Intervista a un narcisista perverso

Intervista a un narcisista perverso

Milano. È una giornata afosa e Cinzia Mammoliti si prepara nervosamente ad effettuare un’intervista commissionatagli da una rivista psichiatrica. Deve incontrare uno dei soggetti che tanto ha studiato e di cui tanto ha scritto: un “serial killer dell’anima”. Nel caso specifico, un narcisista perverso, maligno, identificato da un’equipe di specialisti operanti nell’ambiente penitenziario.

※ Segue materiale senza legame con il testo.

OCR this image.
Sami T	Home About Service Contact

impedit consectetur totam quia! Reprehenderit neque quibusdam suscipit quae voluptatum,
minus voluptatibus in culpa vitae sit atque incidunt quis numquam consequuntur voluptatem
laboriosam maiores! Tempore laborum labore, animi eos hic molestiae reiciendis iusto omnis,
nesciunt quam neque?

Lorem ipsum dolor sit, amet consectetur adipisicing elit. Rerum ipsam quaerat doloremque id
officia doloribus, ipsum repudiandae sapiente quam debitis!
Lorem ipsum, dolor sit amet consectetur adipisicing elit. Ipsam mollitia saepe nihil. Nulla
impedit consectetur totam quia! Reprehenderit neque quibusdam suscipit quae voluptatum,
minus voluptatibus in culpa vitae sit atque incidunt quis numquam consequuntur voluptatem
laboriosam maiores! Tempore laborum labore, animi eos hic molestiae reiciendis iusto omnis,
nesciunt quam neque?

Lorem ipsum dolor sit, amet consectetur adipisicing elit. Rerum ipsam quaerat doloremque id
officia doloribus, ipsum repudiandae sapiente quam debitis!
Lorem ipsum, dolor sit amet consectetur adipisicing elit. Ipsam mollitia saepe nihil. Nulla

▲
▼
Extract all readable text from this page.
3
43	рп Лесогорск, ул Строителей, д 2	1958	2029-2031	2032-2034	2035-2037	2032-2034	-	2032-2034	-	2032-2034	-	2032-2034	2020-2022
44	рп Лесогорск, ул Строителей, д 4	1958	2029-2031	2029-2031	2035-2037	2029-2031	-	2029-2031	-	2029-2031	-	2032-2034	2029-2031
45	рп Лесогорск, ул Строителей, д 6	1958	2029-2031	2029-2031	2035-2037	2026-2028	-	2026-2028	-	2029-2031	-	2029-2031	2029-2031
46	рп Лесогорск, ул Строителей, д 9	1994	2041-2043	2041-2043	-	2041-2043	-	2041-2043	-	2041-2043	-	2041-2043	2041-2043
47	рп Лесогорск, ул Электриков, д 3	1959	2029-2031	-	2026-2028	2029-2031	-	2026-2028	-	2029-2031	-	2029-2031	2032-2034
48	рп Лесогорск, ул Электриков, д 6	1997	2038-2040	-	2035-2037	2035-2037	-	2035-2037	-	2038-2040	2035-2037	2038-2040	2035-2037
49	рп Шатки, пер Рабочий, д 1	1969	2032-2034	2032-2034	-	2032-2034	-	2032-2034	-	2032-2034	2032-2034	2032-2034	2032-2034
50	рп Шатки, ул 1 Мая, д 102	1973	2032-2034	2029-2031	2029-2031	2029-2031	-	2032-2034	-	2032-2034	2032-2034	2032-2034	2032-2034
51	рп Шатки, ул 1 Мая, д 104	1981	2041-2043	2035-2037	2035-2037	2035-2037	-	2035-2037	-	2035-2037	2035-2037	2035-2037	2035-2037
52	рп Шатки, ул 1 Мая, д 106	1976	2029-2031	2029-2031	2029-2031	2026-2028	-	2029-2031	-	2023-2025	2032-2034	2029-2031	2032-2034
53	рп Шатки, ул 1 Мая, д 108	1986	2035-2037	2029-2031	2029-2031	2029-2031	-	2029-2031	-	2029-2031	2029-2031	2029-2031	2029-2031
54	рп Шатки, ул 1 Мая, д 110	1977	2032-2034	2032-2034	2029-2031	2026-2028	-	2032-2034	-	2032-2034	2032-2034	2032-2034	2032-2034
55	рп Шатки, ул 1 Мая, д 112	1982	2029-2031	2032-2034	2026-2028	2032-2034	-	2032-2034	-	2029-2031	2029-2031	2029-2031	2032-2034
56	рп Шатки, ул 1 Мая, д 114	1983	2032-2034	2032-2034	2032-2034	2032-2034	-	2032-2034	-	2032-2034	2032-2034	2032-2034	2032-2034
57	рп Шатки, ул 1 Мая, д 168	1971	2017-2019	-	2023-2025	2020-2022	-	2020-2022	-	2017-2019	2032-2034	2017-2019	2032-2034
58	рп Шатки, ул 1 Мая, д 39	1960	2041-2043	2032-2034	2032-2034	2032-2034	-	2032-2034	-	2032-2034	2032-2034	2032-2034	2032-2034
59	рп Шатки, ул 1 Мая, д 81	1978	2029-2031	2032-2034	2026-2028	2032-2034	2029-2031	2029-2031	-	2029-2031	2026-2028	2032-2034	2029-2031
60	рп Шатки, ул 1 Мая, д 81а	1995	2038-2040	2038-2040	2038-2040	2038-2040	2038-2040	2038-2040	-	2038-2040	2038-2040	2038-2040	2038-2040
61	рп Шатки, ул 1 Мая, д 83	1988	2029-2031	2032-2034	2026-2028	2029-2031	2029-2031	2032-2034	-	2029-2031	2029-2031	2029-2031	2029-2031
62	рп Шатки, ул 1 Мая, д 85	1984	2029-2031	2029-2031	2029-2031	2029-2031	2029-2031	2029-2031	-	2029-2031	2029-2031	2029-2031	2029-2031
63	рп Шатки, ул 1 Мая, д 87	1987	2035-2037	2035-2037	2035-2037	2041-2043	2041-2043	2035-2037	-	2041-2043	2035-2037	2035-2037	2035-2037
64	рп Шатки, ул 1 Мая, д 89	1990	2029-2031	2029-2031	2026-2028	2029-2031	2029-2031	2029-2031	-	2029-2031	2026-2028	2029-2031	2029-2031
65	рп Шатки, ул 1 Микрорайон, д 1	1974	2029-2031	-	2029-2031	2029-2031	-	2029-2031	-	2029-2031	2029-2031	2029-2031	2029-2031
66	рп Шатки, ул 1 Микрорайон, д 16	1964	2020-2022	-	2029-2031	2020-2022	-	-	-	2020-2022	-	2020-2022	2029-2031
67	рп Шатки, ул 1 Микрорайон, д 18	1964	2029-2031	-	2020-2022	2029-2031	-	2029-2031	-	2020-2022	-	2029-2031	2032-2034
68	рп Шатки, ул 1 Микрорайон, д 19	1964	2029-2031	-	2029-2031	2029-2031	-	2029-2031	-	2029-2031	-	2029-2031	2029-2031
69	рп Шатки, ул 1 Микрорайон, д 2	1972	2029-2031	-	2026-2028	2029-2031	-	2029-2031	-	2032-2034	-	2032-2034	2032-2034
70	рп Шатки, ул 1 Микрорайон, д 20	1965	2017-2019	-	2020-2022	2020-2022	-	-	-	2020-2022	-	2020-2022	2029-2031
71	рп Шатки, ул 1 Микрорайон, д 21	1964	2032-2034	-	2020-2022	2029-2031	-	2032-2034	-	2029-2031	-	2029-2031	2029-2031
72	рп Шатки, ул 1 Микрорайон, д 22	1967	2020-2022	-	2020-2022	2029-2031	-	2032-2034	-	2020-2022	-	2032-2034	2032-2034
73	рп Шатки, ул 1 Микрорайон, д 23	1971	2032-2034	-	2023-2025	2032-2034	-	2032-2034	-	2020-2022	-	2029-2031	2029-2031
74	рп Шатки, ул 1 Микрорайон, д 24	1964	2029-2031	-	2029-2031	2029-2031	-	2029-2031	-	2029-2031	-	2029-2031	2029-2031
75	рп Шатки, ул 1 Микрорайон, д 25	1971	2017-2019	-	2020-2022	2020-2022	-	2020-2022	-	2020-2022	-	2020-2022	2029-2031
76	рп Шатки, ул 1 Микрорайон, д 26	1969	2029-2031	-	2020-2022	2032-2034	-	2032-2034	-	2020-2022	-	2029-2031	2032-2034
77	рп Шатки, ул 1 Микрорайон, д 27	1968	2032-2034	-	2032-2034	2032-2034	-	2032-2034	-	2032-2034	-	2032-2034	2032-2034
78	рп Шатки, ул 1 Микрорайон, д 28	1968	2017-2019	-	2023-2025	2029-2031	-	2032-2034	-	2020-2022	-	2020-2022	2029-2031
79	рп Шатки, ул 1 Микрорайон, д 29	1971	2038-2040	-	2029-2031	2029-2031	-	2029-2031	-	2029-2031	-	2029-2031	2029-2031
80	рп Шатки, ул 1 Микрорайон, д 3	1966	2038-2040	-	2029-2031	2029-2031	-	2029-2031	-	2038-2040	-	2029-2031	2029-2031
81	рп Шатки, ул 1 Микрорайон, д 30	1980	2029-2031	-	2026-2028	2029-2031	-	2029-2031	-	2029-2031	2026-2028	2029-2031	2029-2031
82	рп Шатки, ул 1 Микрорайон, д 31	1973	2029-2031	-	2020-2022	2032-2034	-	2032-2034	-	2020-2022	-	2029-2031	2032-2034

È stata una sua amica, facente parte di quell’equipe, a proporle l’incontro: quello di Paolo G. è uno dei casi più complessi di maltrattamenti e istigazione al suicidio di cui si abbia conoscenza. La vittima, la convivente di lui, ha trentacinque anni e giace da mesi su un letto di ospedale, ricoverata per depressione e tentato suicidio per il dolore subito in anni di vessazioni e soprusi di ogni genere. Arianna, questo il nome della donna, rientra in quella fenomenologia articolata a complessa in cui la vittima di manipolazione relazionale è strettamente e ossessivamente legata al proprio carnefice, il quale è, d’altra parte, profondamente disturbato sotto il profilo della sfera affettiva e della percezione affettiva di sé e degli altri. È, in pratica, quello che può essere definito un “vampiro energetico”, pronto a depauperare la propria vittima assorbendone sentimenti ed energie. Uno psicopatico privo di rimorsi, rimpianti e sensi di colpa che lascia dietro di sé una scia di dolore e sofferenza…

Può una persona essere totalmente annichilita dal proprio compagno a tal punto da volersi togliere la vita? A questa e ad altre domande prova a rispondere la criminologa Cinzia Mammoliti, una delle massime esperte in Italia in materia di manipolazione relazionale e violenza psicologica. Intervista a un narcisista perverso è un libro che parla di dolore, di soprusi, di ricatti, di distruzione fisica e mentale dell’individuo. E ciò che colpisce è che il carnefice è colui che si ama, che si ha vicino, che si è scelti per affrontare la propria esistenza. Descrivendo una crudeltà inaudita, una storia di estremo disagio, un vero e proprio progetto di distruzione di un altro essere umano, Cinzia Mammoliti compie un’azione importante: mettere in guardia dai manipolatori affettivi, dai serial killer dell’anima, dai vampiri energetici, da quegli individui violenti che vedono il prossimo come un oggetto, una proprietà privata, una res humanae da possedere e distruggere. Un libro attuale, un dialogo alienante con uno psicopatico anaffettivo che sconvolge e costringe il lettore a fermarsi a riflettere, a conoscere il male, a toccarlo con mano. A respingerlo.